Meaghann Weaver, MD, MPH, FAAP, currently serves as division chief, Pediatric Palliative Care at the Children’s Hospital and Medical Center and the University of Nebraska Medical Center in Omaha. She graduated from Creighton University Summa Cum Laude with a major in theology
and a co-major in African studies. Meaghann thought she would become a linguistic anthropologist but instead entered medicine, which she describes as “a form of humanistic anthropology as we gather narratives and help families make meaning even during times of illness”. 

After attending medical school at the University of Nebraska Medical Center, she completed her pediatric residency in Virginia and then completed a pediatric oncology/hematology fellowship at St. Jude Children’s Research Hospital with additional research training at DC Children’s National Health Systems. Dr. Weaver received her public health degree (global health epidemiology) from George Washington University. She then completed palliative care and hospice fellowships at the National Institutes of Health. Her academic interests include health equity, family theory and decisional-paradigms as impacts goals of care, complex symptom management, spirituality, anticipatory grief and bereavement, and implementation science. 
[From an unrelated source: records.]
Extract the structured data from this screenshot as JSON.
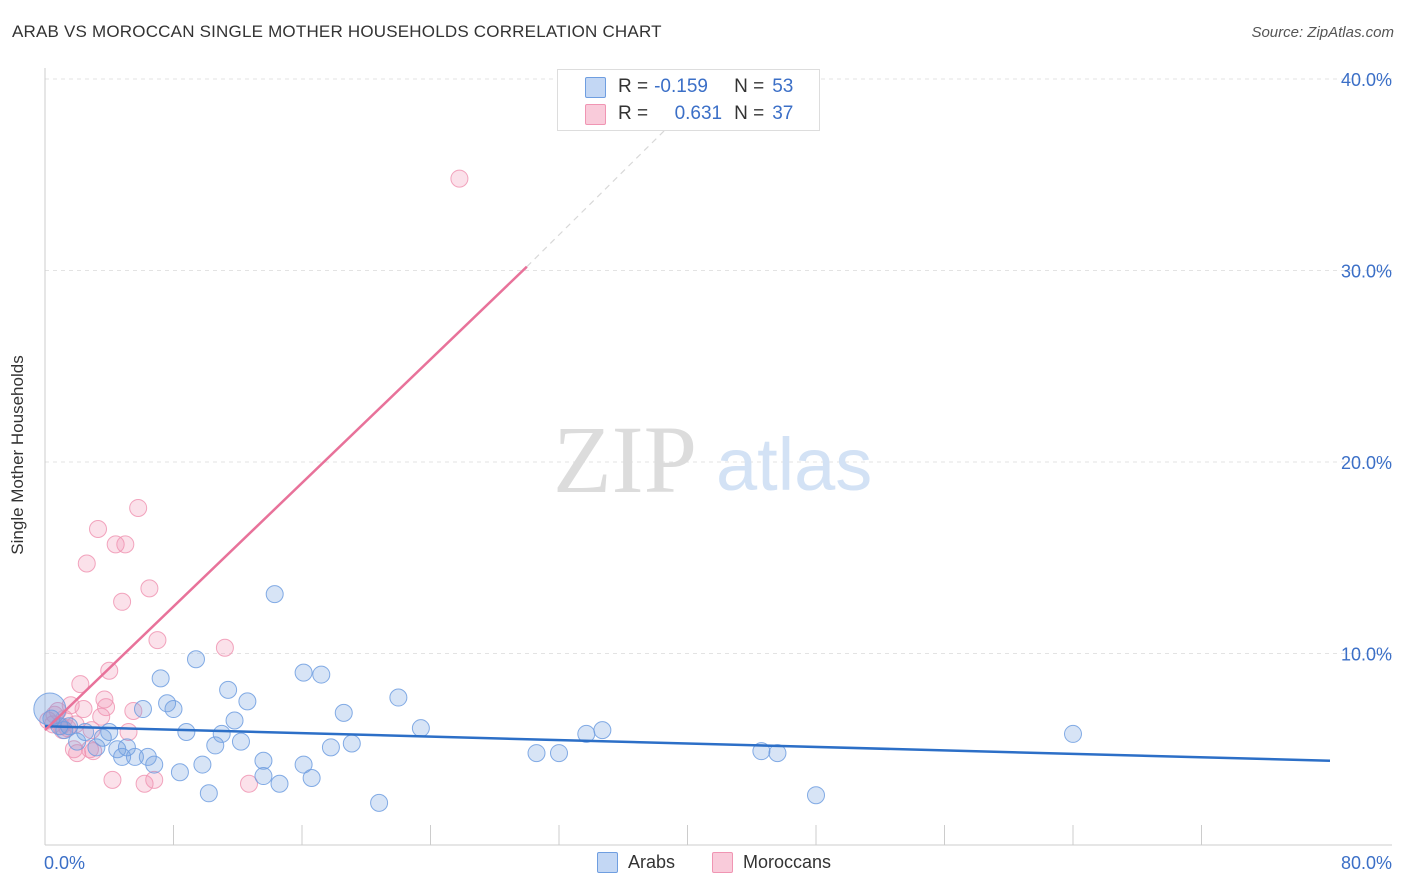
{
  "title": "ARAB VS MOROCCAN SINGLE MOTHER HOUSEHOLDS CORRELATION CHART",
  "source": "Source: ZipAtlas.com",
  "watermark": {
    "zip": "ZIP",
    "atlas": "atlas"
  },
  "legend": {
    "arabs": {
      "r_label": "R =",
      "r_value": "-0.159",
      "n_label": "N =",
      "n_value": "53"
    },
    "moroccans": {
      "r_label": "R =",
      "r_value": "0.631",
      "n_label": "N =",
      "n_value": "37"
    }
  },
  "chart_data": {
    "type": "scatter",
    "title": "ARAB VS MOROCCAN SINGLE MOTHER HOUSEHOLDS CORRELATION CHART",
    "xlabel": "",
    "ylabel": "Single Mother Households",
    "xlim": [
      0,
      80
    ],
    "ylim": [
      0,
      40
    ],
    "x_tick_labels": [
      "0.0%",
      "80.0%"
    ],
    "y_ticks": [
      10,
      20,
      30,
      40
    ],
    "y_tick_labels": [
      "10.0%",
      "20.0%",
      "30.0%",
      "40.0%"
    ],
    "grid": true,
    "legend_position": "top-center",
    "colors": {
      "arabs": "#6f9ee0",
      "moroccans": "#f095b3",
      "arabs_line": "#2c6fc7",
      "moroccans_line": "#e8729a"
    },
    "series": [
      {
        "name": "Arabs",
        "r": -0.159,
        "n": 53,
        "trend": {
          "x0": 0,
          "y0": 6.2,
          "x1": 80,
          "y1": 4.4
        },
        "points": [
          [
            0.3,
            7.1
          ],
          [
            0.4,
            6.6
          ],
          [
            0.9,
            6.2
          ],
          [
            1.2,
            6.0
          ],
          [
            1.5,
            6.2
          ],
          [
            2.0,
            5.4
          ],
          [
            2.5,
            5.9
          ],
          [
            3.2,
            5.1
          ],
          [
            3.6,
            5.6
          ],
          [
            4.0,
            5.9
          ],
          [
            4.5,
            5.0
          ],
          [
            4.8,
            4.6
          ],
          [
            5.1,
            5.1
          ],
          [
            5.6,
            4.6
          ],
          [
            6.1,
            7.1
          ],
          [
            6.4,
            4.6
          ],
          [
            6.8,
            4.2
          ],
          [
            7.2,
            8.7
          ],
          [
            7.6,
            7.4
          ],
          [
            8.0,
            7.1
          ],
          [
            8.4,
            3.8
          ],
          [
            8.8,
            5.9
          ],
          [
            9.4,
            9.7
          ],
          [
            9.8,
            4.2
          ],
          [
            10.2,
            2.7
          ],
          [
            10.6,
            5.2
          ],
          [
            11.0,
            5.8
          ],
          [
            11.4,
            8.1
          ],
          [
            11.8,
            6.5
          ],
          [
            12.2,
            5.4
          ],
          [
            12.6,
            7.5
          ],
          [
            13.6,
            4.4
          ],
          [
            13.6,
            3.6
          ],
          [
            14.3,
            13.1
          ],
          [
            14.6,
            3.2
          ],
          [
            16.1,
            4.2
          ],
          [
            16.1,
            9.0
          ],
          [
            16.6,
            3.5
          ],
          [
            17.2,
            8.9
          ],
          [
            17.8,
            5.1
          ],
          [
            18.6,
            6.9
          ],
          [
            19.1,
            5.3
          ],
          [
            20.8,
            2.2
          ],
          [
            22.0,
            7.7
          ],
          [
            23.4,
            6.1
          ],
          [
            30.6,
            4.8
          ],
          [
            32.0,
            4.8
          ],
          [
            33.7,
            5.8
          ],
          [
            34.7,
            6.0
          ],
          [
            44.6,
            4.9
          ],
          [
            45.6,
            4.8
          ],
          [
            48.0,
            2.6
          ],
          [
            64.0,
            5.8
          ]
        ]
      },
      {
        "name": "Moroccans",
        "r": 0.631,
        "n": 37,
        "trend": {
          "x0": 0,
          "y0": 6.0,
          "x1": 30,
          "y1": 30.2
        },
        "trend_dashed": {
          "x0": 30,
          "y0": 30.2,
          "x1": 40,
          "y1": 38.5
        },
        "points": [
          [
            0.2,
            6.5
          ],
          [
            0.5,
            6.3
          ],
          [
            0.8,
            7.0
          ],
          [
            1.0,
            6.2
          ],
          [
            1.2,
            6.6
          ],
          [
            1.4,
            6.1
          ],
          [
            1.6,
            7.3
          ],
          [
            1.8,
            5.0
          ],
          [
            2.0,
            4.8
          ],
          [
            2.2,
            8.4
          ],
          [
            2.4,
            7.1
          ],
          [
            2.6,
            14.7
          ],
          [
            2.8,
            5.0
          ],
          [
            3.0,
            4.9
          ],
          [
            3.3,
            16.5
          ],
          [
            3.5,
            6.7
          ],
          [
            3.7,
            7.6
          ],
          [
            3.8,
            7.2
          ],
          [
            4.0,
            9.1
          ],
          [
            4.2,
            3.4
          ],
          [
            4.4,
            15.7
          ],
          [
            4.8,
            12.7
          ],
          [
            5.0,
            15.7
          ],
          [
            5.2,
            5.9
          ],
          [
            5.5,
            7.0
          ],
          [
            5.8,
            17.6
          ],
          [
            6.2,
            3.2
          ],
          [
            6.5,
            13.4
          ],
          [
            6.8,
            3.4
          ],
          [
            7.0,
            10.7
          ],
          [
            11.2,
            10.3
          ],
          [
            12.7,
            3.2
          ],
          [
            25.8,
            34.8
          ],
          [
            1.1,
            6.0
          ],
          [
            0.6,
            6.8
          ],
          [
            2.9,
            6.0
          ],
          [
            1.9,
            6.3
          ]
        ]
      }
    ]
  },
  "bottom_legend": {
    "arabs": "Arabs",
    "moroccans": "Moroccans"
  }
}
Dr. Weaver is deeply committed to team science and interdisciplinary team care, citing the ways in which her palliative care social work, chaplain, nursing, massage therapy, and Healing Touch teammates daily inspire her continued work in the field. Dr. Weaver emphasizes that her team’s ability to reach across a rural state with creative programmatic interventions for children with complex, chronic, and critical illness is a testimony to the values and virtues of her teammates. Dr Weaver’s pediatric palliative care team, the Hand in Hand team, received the Circle of Life Citation of Honor in 2019 from the American Hospital Association for their caring work with children with life-limiting diagnoses and their families. 

Dr Weaver served as Co-Chair of the Society of International Pediatric Oncology Palliative Care Working Group, which allowed her to foster a global network of shared palliative efforts and energies specifically focused on partnerships with teams in low- and middle-income settings. Dr Weaver shares that the kindness, passion, and collaborations of her palliative partners and mentors across time zones inspires and energizes her ongoing work in the field.